What does a typical day look like for you? It starts with a team briefing to run through the day or the week in terms of customer submissions. I’m involved in line trials, exploring different flavour profiles and pulling together project plans as well as hosting project update meetings and presenting back to customers on a given brief. I will take customer calls and support on customer visits where we discuss upcoming innovation, taste and flavour developments and ingredient sourcing. Sometimes I’ll travel to customer sites across the country and my role also involves travelling overseas to review and stress-test new production machinery.
“If you live it and breathe it, you’ll love working in this industry. It’s never a job, it’s a lifestyle.”
Tell us about how you went about applying for your job. It was a two-stage interview process which involved preparing and presenting a SWOT analysis and presenting my vision for developing the department – something I began implementing as soon as I secured the role. I didn’t find the process too difficult as I’d been working at Wrights as a development chef so was familiar with the team and the business and felt I had a good understanding of what I’d like to develop.
What’s the best part about working for a food company? I love just how far our products reach. In a restaurant kitchen, you may be serving a dining room of around 30 people. In food manufacture, your food is reaching hundreds and thousands of people every day, across the country. Having products out there and getting the recognition is really rewarding and when you hear people talking about the food you’ve developed – such as at my team’s football ground, where I see and hear people eating and enjoying the pies I’ve helped to develop – that feels great!
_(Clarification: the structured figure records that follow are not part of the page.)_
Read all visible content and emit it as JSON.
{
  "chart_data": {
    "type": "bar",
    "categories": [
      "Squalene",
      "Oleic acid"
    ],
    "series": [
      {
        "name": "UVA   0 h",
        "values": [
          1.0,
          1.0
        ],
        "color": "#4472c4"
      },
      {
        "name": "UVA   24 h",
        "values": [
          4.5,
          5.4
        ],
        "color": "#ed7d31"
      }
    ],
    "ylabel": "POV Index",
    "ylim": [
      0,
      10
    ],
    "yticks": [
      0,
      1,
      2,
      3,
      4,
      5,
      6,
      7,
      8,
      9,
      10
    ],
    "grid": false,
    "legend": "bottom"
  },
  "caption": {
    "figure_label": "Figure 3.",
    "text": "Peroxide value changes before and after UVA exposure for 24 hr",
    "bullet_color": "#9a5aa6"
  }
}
And what’s the biggest misconception people have about working in food & drink? That the quality of ingredients and of the manufacturing is low and that everything is ultra processed. It’s simply not true. The process is a lot closer to what you’d make at home than people realise – we use good-quality suppliers and take a lot of care over everything we produce – it’s simply scaled up for the volumes we need to produce today. But we go to great lengths to ensure the quality remains high.
What advice would you give to other young people looking to get into the food & drink industry? Work in as many in different sectors as you can to get that true understanding of the food industry. I worked in hospitality for years before making the move into food manufacturing and it’s given me a fantastic understanding of how our products are received and served. Above all, you need to be passionate about food – if you live it and breathe it, you’ll love working in this industry. It’s never a job, it’s a lifestyle.
What’s your ultimate career dream? This is the industry I want to spend my life working within – I love the pace, the environment and the challenge. My aspiration is to use all of the years of food and sector experience to become a strategic director within food manufacture.